Place the calzones on baking paper. Dust the baking stone with corn flour and place the calzones with the baking paper on top of the stone. Bake for 15 minutes, then slide off the paper to allow the base to crisp up.

In not using a baking stone, simply line an oven tray with baking paper, place the calzones on top and bake for 20-25 minutes or until the top is bronzed and nicely puffed and the bottom is crispy.

Serve hot, with cold beer and a green salad.

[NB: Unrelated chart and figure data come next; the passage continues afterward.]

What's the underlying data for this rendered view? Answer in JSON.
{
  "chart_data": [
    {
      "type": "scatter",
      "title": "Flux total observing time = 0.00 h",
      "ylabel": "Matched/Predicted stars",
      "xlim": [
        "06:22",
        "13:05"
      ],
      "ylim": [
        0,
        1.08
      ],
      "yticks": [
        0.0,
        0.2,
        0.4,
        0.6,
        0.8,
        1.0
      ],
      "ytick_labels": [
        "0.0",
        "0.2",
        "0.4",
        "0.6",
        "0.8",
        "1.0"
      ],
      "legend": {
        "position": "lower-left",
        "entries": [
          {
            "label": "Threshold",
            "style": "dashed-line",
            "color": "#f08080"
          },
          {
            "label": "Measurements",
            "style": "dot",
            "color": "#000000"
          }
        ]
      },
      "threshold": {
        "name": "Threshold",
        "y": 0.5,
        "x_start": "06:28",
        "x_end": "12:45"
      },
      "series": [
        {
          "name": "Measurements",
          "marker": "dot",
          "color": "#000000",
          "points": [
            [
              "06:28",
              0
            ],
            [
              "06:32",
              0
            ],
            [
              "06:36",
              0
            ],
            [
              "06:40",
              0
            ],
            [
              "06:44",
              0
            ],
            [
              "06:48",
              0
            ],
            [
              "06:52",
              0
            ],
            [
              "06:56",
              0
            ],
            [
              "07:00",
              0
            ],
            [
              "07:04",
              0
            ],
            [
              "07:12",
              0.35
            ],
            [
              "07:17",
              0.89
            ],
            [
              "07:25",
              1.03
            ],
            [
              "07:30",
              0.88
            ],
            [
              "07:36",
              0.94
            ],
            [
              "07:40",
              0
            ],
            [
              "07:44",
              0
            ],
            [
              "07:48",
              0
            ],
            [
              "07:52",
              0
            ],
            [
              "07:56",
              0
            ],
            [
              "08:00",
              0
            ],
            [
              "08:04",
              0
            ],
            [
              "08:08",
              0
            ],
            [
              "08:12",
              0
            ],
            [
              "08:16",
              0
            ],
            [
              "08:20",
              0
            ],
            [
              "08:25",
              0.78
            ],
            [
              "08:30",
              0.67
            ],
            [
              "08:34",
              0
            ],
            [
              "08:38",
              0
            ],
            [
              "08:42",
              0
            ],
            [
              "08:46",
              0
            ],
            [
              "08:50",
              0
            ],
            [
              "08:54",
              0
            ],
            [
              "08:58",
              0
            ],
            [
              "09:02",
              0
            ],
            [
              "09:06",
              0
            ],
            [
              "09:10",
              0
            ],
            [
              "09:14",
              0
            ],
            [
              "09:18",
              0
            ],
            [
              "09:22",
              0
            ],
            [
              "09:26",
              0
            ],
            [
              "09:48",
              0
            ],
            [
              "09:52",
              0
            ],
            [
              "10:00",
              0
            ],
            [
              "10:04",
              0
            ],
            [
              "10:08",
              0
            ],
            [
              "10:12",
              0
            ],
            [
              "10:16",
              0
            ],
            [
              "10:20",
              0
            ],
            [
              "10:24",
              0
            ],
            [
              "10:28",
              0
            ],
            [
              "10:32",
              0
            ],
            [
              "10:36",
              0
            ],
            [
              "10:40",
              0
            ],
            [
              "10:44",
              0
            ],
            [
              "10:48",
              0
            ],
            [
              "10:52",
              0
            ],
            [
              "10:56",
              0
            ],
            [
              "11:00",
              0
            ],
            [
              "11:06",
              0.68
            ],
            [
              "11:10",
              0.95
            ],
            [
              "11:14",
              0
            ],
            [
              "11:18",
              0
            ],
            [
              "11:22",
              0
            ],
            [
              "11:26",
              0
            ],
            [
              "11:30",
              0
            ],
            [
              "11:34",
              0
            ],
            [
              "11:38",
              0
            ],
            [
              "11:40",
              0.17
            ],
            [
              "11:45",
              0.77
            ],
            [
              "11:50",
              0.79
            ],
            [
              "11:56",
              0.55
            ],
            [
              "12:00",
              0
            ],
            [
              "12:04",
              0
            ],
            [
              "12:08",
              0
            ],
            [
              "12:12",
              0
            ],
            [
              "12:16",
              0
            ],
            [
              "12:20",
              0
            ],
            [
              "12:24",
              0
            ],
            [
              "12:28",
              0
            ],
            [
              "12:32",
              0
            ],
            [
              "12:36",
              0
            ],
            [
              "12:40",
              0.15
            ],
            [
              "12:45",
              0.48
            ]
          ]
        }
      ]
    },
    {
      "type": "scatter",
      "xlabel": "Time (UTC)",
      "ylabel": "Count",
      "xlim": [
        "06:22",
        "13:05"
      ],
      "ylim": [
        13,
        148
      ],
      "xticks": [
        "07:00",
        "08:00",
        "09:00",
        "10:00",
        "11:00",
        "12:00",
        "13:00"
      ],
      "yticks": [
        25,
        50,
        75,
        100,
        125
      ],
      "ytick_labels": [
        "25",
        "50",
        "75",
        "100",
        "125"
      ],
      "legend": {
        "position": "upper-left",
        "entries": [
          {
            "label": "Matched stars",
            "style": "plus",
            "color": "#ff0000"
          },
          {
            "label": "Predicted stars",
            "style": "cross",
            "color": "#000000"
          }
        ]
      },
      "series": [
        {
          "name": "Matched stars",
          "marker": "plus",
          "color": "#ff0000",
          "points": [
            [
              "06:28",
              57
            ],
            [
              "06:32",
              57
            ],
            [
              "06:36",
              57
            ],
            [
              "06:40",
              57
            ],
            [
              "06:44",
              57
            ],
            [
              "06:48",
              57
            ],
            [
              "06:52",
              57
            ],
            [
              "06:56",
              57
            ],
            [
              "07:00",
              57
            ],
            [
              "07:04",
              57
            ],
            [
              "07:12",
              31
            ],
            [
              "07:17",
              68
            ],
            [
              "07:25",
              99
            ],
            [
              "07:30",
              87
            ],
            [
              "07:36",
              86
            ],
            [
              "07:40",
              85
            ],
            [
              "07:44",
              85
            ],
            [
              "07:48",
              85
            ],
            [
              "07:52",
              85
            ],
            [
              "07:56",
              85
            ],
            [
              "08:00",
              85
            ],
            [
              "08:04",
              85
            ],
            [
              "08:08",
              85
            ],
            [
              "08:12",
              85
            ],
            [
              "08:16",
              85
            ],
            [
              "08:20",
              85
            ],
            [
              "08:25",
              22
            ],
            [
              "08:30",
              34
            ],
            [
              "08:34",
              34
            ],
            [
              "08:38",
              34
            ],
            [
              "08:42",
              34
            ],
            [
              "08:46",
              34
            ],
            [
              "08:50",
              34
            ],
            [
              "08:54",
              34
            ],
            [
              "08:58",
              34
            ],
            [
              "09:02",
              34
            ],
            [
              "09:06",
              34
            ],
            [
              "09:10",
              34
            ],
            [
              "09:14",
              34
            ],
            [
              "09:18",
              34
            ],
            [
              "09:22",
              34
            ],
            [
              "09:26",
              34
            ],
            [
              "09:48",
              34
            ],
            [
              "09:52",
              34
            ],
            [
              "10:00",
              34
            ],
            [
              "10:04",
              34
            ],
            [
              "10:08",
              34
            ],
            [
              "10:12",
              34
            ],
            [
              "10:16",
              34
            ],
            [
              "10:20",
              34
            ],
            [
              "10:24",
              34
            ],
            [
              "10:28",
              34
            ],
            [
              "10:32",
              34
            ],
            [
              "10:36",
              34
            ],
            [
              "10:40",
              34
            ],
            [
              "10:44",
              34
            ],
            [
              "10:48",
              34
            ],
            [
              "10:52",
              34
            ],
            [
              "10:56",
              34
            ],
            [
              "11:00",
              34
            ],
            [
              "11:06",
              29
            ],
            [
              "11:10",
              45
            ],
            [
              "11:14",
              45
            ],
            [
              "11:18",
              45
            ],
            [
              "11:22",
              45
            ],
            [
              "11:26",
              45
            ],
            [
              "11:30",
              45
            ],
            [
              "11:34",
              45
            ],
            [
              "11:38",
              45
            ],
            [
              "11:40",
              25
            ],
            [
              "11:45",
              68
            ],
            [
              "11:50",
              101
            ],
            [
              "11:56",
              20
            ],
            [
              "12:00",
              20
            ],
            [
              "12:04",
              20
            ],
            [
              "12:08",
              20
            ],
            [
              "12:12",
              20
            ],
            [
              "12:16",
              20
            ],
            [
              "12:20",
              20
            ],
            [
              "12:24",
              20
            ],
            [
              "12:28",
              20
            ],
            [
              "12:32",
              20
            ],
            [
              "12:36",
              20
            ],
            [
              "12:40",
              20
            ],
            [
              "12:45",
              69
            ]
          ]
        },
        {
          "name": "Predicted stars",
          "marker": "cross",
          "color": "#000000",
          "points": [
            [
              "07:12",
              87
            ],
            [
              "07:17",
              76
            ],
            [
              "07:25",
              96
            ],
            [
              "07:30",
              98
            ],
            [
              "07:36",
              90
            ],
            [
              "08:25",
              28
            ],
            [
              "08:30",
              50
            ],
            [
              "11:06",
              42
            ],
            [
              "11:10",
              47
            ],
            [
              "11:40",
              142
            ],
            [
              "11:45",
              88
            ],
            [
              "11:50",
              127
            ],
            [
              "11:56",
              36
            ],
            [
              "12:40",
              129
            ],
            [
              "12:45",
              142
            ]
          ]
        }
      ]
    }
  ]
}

Roasted Pumpkin, Spinach and Pecorino Salad

October is that time of the year when northern and southern hemisphere seem to share seasonal similarities. The temperature is still quite cool and crisp in Sydney, and although the fruit and vegetable stalls are starting to show the first crops of  spring peas, fava beans and mangoes, the wintry sturdiness of spinach and pumpkin is still abundant and inviting. These ingredients, together with shavings of pecorino cheese, a light lemon and EVOO dressing and a slice of sourdough, constitute the ideal transitional-season salad.

Ingredients for 4 people:

800 gr (1.7 lb) of Japanese pumpkin, cut in slices (skin on)

A few sprigs of rosemary

A handful of sage leaves

3 garlic cloves, skin on

3 or 4 tablespoons of EVOO

200 gr (1/3 cup)  of Pecorino cheese shavings

a handful of fresh pumpkin seeds (optional)

a packet of baby spinach

salt and pepper to taste

How to

1. Line an oven tray with baking paper, arrange the pumpkin slices in one layer, the pumpkin seeds, and season with the herbs, oil, garlic and salt. Bake at 200 Celsius (395 Farenheit) for 45 minutes.

2. Wash and dry your baby spinach, dress it with two tablespoons of EVOO, 1 table-spoon of lemon juice and coarse salt.

3. Arrange the leaves onto a platter, scatter your toasted pumpkin seeds, your pumpkin slices and the pecorino shavings and grind some fresh black peppercorn on top.